Gizi lebih dan obesitas menurut IMT/U di masing masing provinsi. Prevalensi
penduduk dewasa kurus 8,7 persen, berat badan lebih 13,5 persen dan obesitas
15,4 persen. Prevalensi penduduk kurus terendah di provinsi Sulawesi Utara
(5,6%) dan tertinggi di Nusa Tenggara Timur (19,5%). Dua belas provinsi dengan
prevalensi penduduk dewasa kurus diatas prevalensi nasional, yaitu Kalimantan
Tengah, Sulawesi Barat, Sumatera Barat, Jawa Timur, Maluku, Jawa Tengah,
Banten, Sulawesi Selatan, Nusa Tenggara Barat, Kalimantan Selatan, DI
Yogyakarta dan Nusa Tenggara Timur. Prevalensi penduduk obesitas terendah di
provinsi Nusa tenggara Timur (6,2%) dan tertinggi di Sulawesi Utara (24,0%).
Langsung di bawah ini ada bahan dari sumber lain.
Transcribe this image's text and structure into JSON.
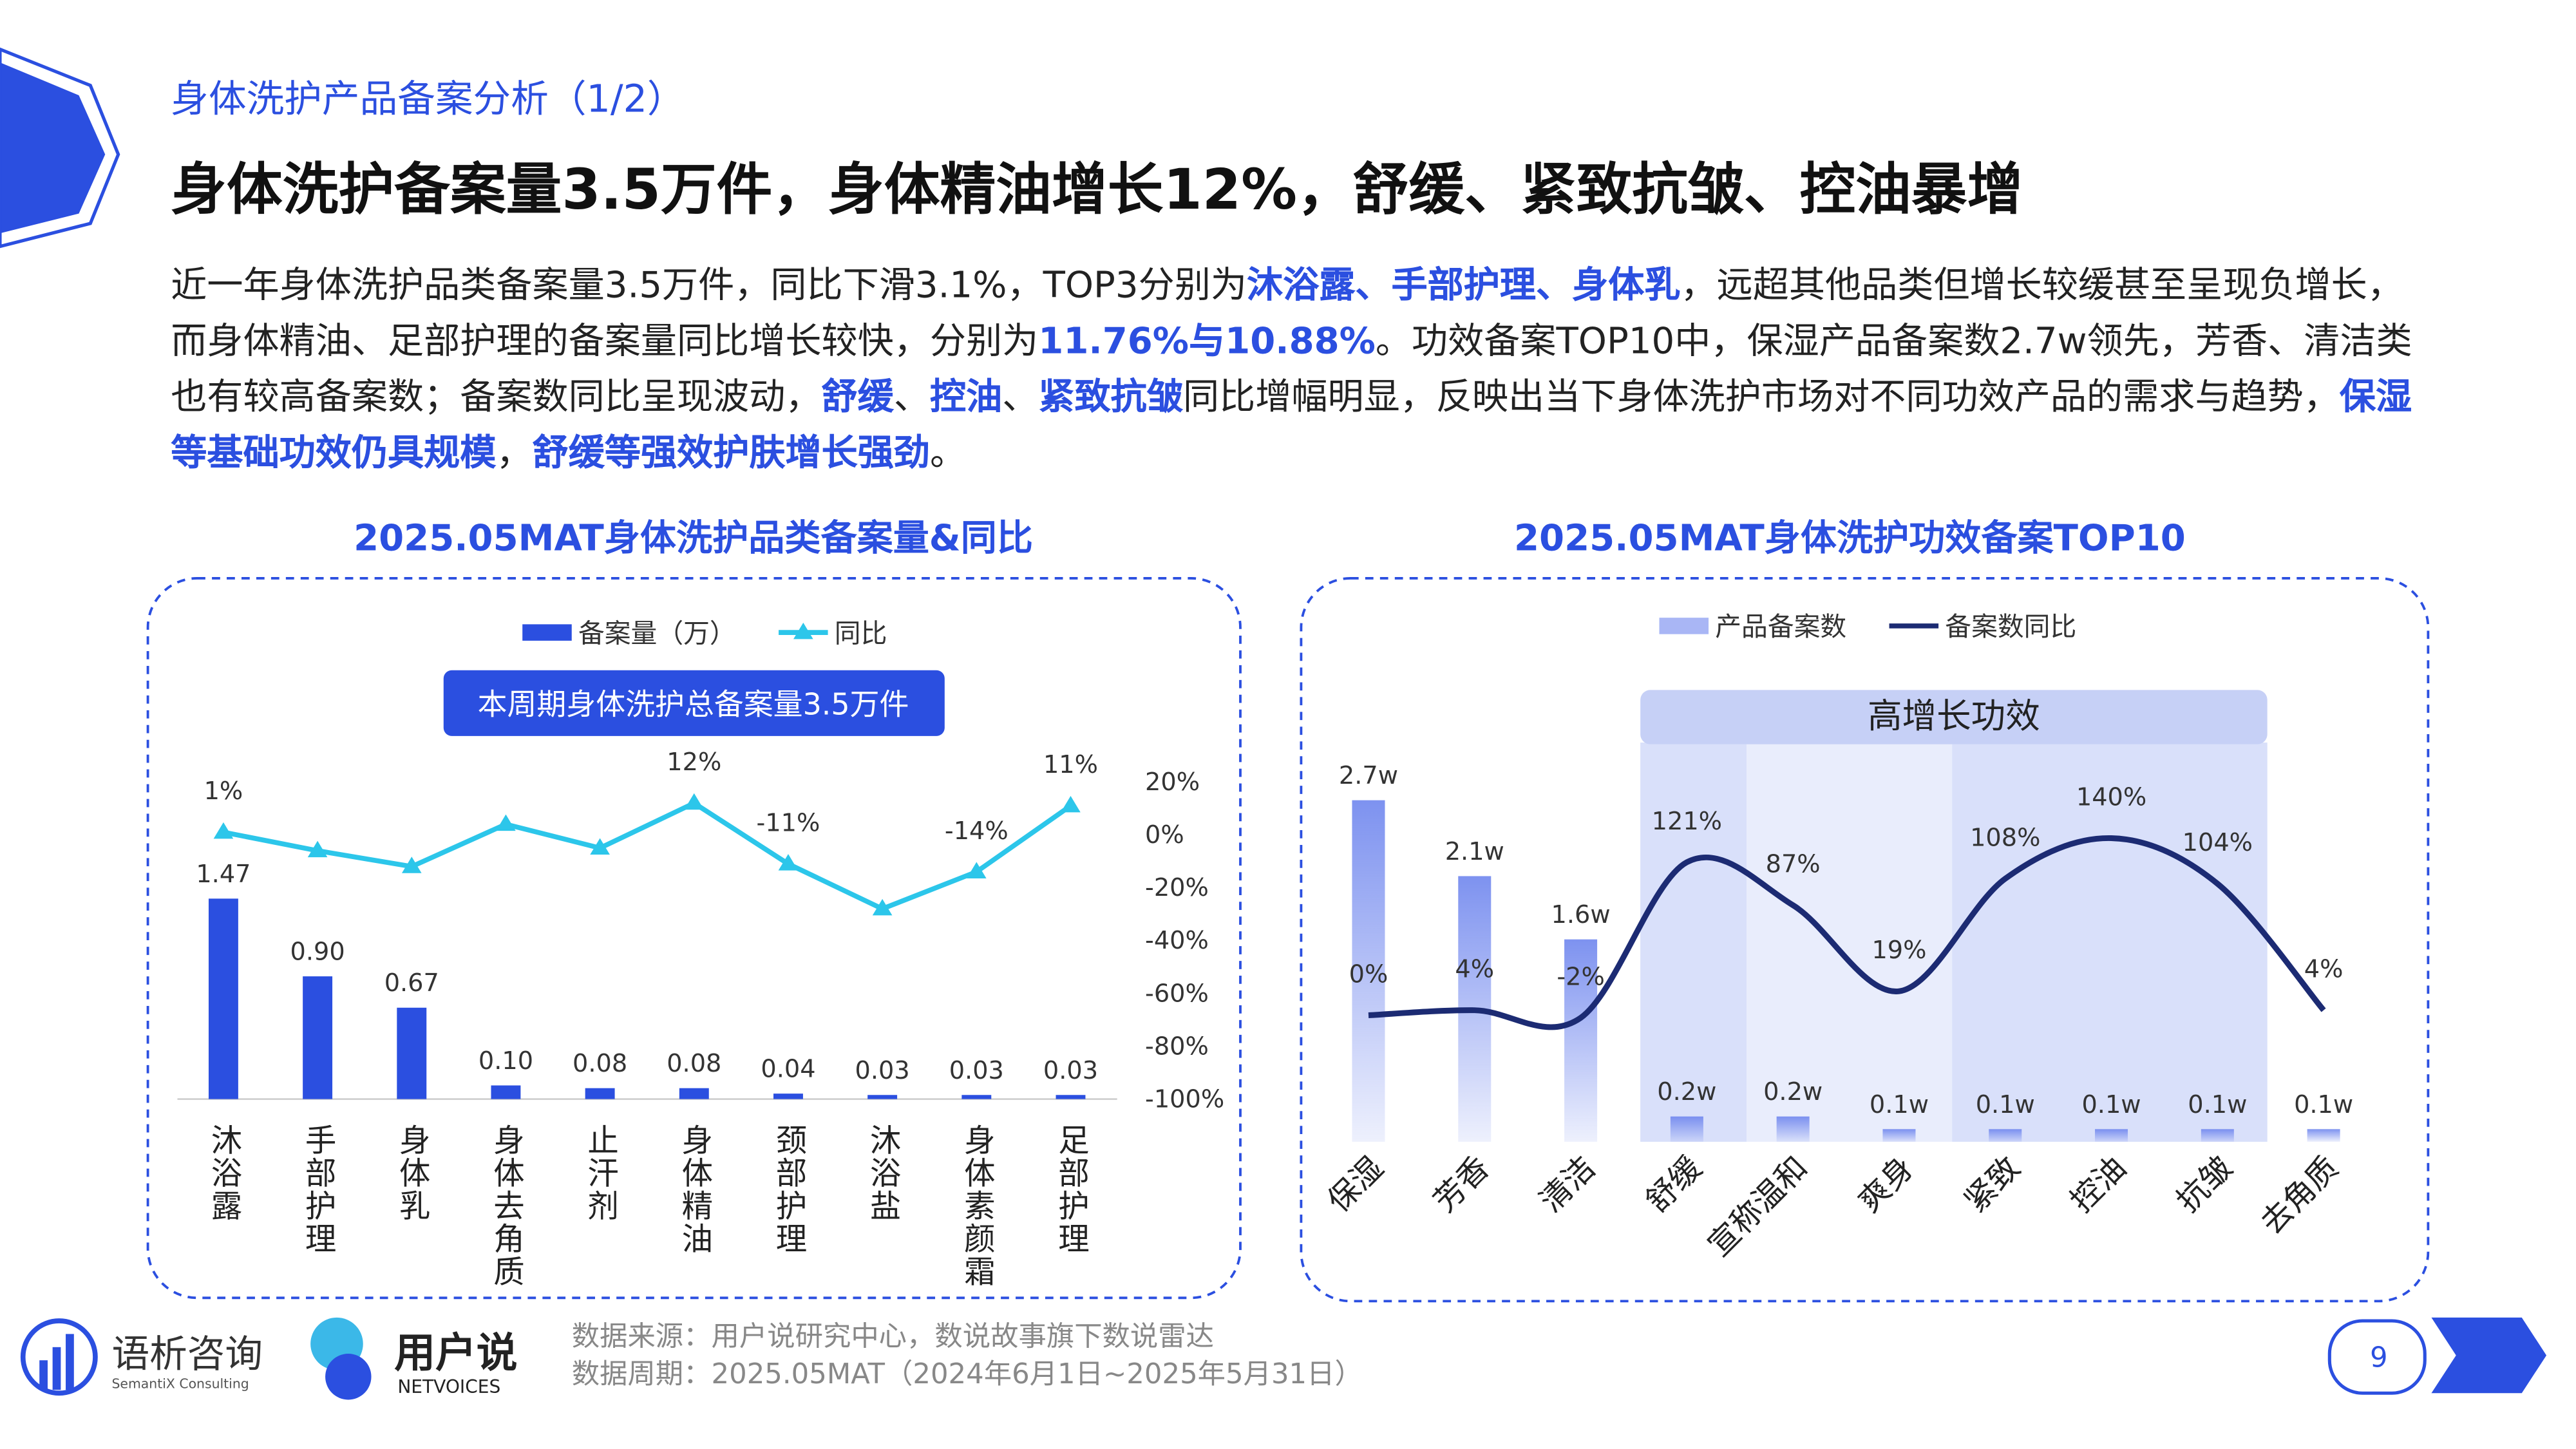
{
  "header": {
    "section": "身体洗护产品备案分析（1/2）",
    "title": "身体洗护备案量3.5万件，身体精油增长12%，舒缓、紧致抗皱、控油暴增"
  },
  "summary": {
    "runs": [
      {
        "text": "近一年身体洗护品类备案量3.5万件，同比下滑3.1%，TOP3分别为",
        "emphasis": false
      },
      {
        "text": "沐浴露、手部护理、身体乳",
        "emphasis": true
      },
      {
        "text": "，远超其他品类但增长较缓甚至呈现负增长，而身体精油、足部护理的备案量同比增长较快，分别为",
        "emphasis": false
      },
      {
        "text": "11.76%与10.88%",
        "emphasis": true
      },
      {
        "text": "。功效备案TOP10中，保湿产品备案数2.7w领先，芳香、清洁类也有较高备案数；备案数同比呈现波动，",
        "emphasis": false
      },
      {
        "text": "舒缓",
        "emphasis": true
      },
      {
        "text": "、",
        "emphasis": false
      },
      {
        "text": "控油",
        "emphasis": true
      },
      {
        "text": "、",
        "emphasis": false
      },
      {
        "text": "紧致抗皱",
        "emphasis": true
      },
      {
        "text": "同比增幅明显，反映出当下身体洗护市场对不同功效产品的需求与趋势，",
        "emphasis": false
      },
      {
        "text": "保湿等基础功效仍具规模",
        "emphasis": true
      },
      {
        "text": "，",
        "emphasis": false
      },
      {
        "text": "舒缓等强效护肤增长强劲",
        "emphasis": true
      },
      {
        "text": "。",
        "emphasis": false
      }
    ]
  },
  "chart_data": [
    {
      "type": "bar",
      "title": "2025.05MAT身体洗护品类备案量&同比",
      "annotation": "本周期身体洗护总备案量3.5万件",
      "categories": [
        "沐浴露",
        "手部护理",
        "身体乳",
        "身体去角质",
        "止汗剂",
        "身体精油",
        "颈部护理",
        "沐浴盐",
        "身体素颜霜",
        "足部护理"
      ],
      "series": [
        {
          "name": "备案量（万）",
          "color": "#2b4fe0",
          "values": [
            1.47,
            0.9,
            0.67,
            0.1,
            0.08,
            0.08,
            0.04,
            0.03,
            0.03,
            0.03
          ],
          "value_labels": [
            "1.47",
            "0.90",
            "0.67",
            "0.10",
            "0.08",
            "0.08",
            "0.04",
            "0.03",
            "0.03",
            "0.03"
          ]
        },
        {
          "name": "同比",
          "type": "line",
          "axis": "y2",
          "color": "#2cc6ea",
          "marker": "triangle",
          "smooth": false,
          "values": [
            1,
            -6,
            -12,
            4,
            -5,
            12,
            -11,
            -28,
            -14,
            11
          ],
          "value_labels": [
            "1%",
            null,
            null,
            null,
            null,
            "12%",
            "-11%",
            null,
            "-14%",
            "11%"
          ]
        }
      ],
      "y2lim": [
        -100,
        20
      ],
      "y2ticks": [
        {
          "value": 20,
          "label": "20%"
        },
        {
          "value": 0,
          "label": "0%"
        },
        {
          "value": -20,
          "label": "-20%"
        },
        {
          "value": -40,
          "label": "-40%"
        },
        {
          "value": -60,
          "label": "-60%"
        },
        {
          "value": -80,
          "label": "-80%"
        },
        {
          "value": -100,
          "label": "-100%"
        }
      ],
      "legend": "top"
    },
    {
      "type": "bar",
      "title": "2025.05MAT身体洗护功效备案TOP10",
      "annotation": "高增长功效",
      "categories": [
        "保湿",
        "芳香",
        "清洁",
        "舒缓",
        "宣称温和",
        "爽身",
        "紧致",
        "控油",
        "抗皱",
        "去角质"
      ],
      "series": [
        {
          "name": "产品备案数",
          "color": "#6f86ee",
          "values": [
            2.7,
            2.1,
            1.6,
            0.2,
            0.2,
            0.1,
            0.1,
            0.1,
            0.1,
            0.1
          ],
          "value_labels": [
            "2.7w",
            "2.1w",
            "1.6w",
            "0.2w",
            "0.2w",
            "0.1w",
            "0.1w",
            "0.1w",
            "0.1w",
            "0.1w"
          ]
        },
        {
          "name": "备案数同比",
          "type": "line",
          "axis": "y2",
          "color": "#1c2b73",
          "marker": "none",
          "smooth": true,
          "values": [
            0,
            4,
            -2,
            121,
            87,
            19,
            108,
            140,
            104,
            4
          ],
          "value_labels": [
            "0%",
            "4%",
            "-2%",
            "121%",
            "87%",
            "19%",
            "108%",
            "140%",
            "104%",
            "4%"
          ]
        }
      ],
      "legend": "top"
    }
  ],
  "footer": {
    "logos": [
      {
        "name": "语析咨询",
        "subtitle": "SemantiX Consulting"
      },
      {
        "name": "用户说",
        "subtitle": "NETVOICES"
      }
    ],
    "source": "数据来源：用户说研究中心，数说故事旗下数说雷达",
    "period": "数据周期：2025.05MAT（2024年6月1日~2025年5月31日）",
    "page": 9
  }
}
Enam belas provinsi dengan prevalensi diatas nasional, yaitu Jawa Barat, Bali,
Papua, DI Yogyakarta, Aceh, Sulawesi Tengah, Jawa Timur, Bangka Belitung,

Sumatera Utara, Papua Barat, Kepulauan Riau, Maluku Utara, Kalimantan Timur,
DKI Jakarta, Gorontalo dan Sulawesi Utara.
B. Rumusan Masalah
Bagaimanakah gambaran permasalahan gizi di Indonesia?
C. Tujuan
1. Tujuan umum
Mengetahui gambaran masalah gizi
2. Tujuan khusus
a. Mengidentifikasi kasus Kekurangan Energi Kronis (KEP) pada Balita.
b. Mengidentifikasi kasus anemia gizi pada ibu hamil dan remaja.
c. Mengidentifikasi kasus Gangguan Akibat Kekurangan Yodium (GAKY).
d. Mengidentifikasi kasus Kekurangan Vitamin A (KVA) pada Balita.
e. Mengidentifikasi kasus gizi lebih (obesitas).